Outlander lives on the Isle of Lewis

We arrived on the Isle of Lewis around 6 a.m., precisely on
schedule, and tied up at the dock so that passengers could walk off the ship.
That we did with voyagers organized into six groups. We piled into three buses
in the morning, the same three in the afternoon, and everyone got a chance to
ride the island in a circle with no stress, no bother. Clockwork.

This was our Adventure Canada voyage around Scotland last June.

On our bus we had a wonderful guide named Doro,
short for Dorothea, who had an answer for every question, no matter how arcane.
The Dun Carlaway Broch dates from around the final century B.C., making it one
of the last to be built. It remained in use, probably as both castle and vertical
farmhouse, until the Vikings arrived in the early 800s. My favorite story
about the broch derives from the 16th century, when the Morrisons of
Ness took refuge here after getting caught raiding cattle from the local MacAulays.
The Morrisons blocked the broch entrance, which was designed for that purpose,
but Donald Cam MacAulay scrambled up the outer wall, threw down burning heather,
and forced the would-be thieves to stumble out to meet their fate.

The Callanish Stones are the largest assemblage
of such mystery objects in all Europe. Dating back 5200 years, they are not
only older than those at Stonehenge but are arranged in the shape of a Celtic
Cross and are also readily accessible. No cars roar past on nearby highways.
And if you have no fear of being shunted off backwards in time, Outlander-style,
you can reach out surreptitiously and touch them.

Even so, on Lewis, I got the biggest kick out of visiting the nine houses at the Gearrannan Blackhouse
Village, which hark back to the 17th century. Here we see how the vast
majority of Highlanders lived for centuries. The village highlight is the
working blackhouse, which has been reconstructed to the year 1955, when
inhabitants adapted and incorporated many of the features of the more modern
“white houses” that arose after the end of the Second World War.
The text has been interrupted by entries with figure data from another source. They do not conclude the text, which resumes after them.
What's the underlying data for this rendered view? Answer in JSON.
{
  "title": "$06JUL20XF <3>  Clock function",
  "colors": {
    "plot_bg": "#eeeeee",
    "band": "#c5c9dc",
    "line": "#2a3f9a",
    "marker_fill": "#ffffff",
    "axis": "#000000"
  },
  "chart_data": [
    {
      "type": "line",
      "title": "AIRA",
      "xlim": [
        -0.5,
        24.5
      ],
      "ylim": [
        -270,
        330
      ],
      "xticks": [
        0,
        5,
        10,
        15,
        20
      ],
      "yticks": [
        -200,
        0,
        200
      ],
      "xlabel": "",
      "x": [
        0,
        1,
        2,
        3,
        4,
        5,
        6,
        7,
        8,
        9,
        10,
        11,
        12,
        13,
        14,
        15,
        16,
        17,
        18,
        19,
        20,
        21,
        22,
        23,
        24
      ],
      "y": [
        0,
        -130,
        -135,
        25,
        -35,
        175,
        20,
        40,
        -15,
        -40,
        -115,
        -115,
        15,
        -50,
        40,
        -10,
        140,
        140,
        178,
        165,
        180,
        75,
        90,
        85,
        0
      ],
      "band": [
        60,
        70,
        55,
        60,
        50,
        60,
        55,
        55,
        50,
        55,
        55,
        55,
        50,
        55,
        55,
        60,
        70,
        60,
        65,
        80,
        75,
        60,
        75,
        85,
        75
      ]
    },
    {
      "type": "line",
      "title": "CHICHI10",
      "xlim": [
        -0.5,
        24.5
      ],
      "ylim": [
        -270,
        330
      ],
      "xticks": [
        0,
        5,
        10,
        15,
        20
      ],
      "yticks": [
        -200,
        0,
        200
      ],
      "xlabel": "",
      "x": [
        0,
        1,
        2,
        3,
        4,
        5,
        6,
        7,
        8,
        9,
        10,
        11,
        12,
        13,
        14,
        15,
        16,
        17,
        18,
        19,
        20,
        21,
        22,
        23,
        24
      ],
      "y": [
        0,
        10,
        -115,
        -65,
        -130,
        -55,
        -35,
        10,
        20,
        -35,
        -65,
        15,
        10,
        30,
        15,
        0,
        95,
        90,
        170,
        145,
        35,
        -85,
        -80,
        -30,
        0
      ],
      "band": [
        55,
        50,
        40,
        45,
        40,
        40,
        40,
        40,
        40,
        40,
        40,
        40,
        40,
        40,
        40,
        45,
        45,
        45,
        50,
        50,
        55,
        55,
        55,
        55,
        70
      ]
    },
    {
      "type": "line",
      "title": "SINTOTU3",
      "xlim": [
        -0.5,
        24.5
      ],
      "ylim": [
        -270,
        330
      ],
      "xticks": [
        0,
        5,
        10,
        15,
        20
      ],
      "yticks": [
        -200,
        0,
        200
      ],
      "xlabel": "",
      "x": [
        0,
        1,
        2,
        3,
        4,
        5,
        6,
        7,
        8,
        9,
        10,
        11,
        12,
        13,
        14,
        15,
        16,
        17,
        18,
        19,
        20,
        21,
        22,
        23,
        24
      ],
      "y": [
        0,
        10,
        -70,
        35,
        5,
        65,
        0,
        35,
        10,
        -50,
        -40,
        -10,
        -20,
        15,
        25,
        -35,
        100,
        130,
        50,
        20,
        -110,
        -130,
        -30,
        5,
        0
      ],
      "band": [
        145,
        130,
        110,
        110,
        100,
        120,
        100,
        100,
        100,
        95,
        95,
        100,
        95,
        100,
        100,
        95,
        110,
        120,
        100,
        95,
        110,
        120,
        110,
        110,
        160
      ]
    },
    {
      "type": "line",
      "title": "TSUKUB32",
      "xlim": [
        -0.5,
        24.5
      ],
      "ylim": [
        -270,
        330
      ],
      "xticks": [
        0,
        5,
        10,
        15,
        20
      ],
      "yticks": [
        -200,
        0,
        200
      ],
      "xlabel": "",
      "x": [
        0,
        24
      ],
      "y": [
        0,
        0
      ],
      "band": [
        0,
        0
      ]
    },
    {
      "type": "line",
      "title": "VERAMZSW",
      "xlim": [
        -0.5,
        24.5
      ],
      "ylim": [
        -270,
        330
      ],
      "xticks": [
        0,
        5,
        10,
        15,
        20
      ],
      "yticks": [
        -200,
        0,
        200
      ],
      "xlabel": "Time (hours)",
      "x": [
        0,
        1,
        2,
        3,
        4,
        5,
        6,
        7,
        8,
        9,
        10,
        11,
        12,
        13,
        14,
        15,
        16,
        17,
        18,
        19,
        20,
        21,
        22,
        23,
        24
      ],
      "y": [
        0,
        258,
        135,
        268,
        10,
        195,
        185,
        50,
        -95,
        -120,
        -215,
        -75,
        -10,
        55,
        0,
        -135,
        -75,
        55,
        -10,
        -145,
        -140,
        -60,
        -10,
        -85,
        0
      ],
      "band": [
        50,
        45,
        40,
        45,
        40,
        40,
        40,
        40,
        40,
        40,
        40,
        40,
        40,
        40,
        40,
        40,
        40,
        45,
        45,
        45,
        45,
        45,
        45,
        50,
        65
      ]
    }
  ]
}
A local guide
named Mary, who was born and raised in this village, provided an evocative
depiction of life during this period of transformation.

Before leaving Lewis, passengers got to visit Stornoway.
Home to more than 7,000 people, it is by far the largest settlement in the Hebrides,
and offers a range of shops, services and amenities. Many passengers visited Lews
Castle and enjoyed its wooded walks and museum experience, which included
multi-media atmospherics and a collection of several of the original Lewis
Chessman. A bookstore on Cromwell Street enjoyed a run on Lewis-related books
by mystery writer Peter May . . .  and on facsimile chessmen.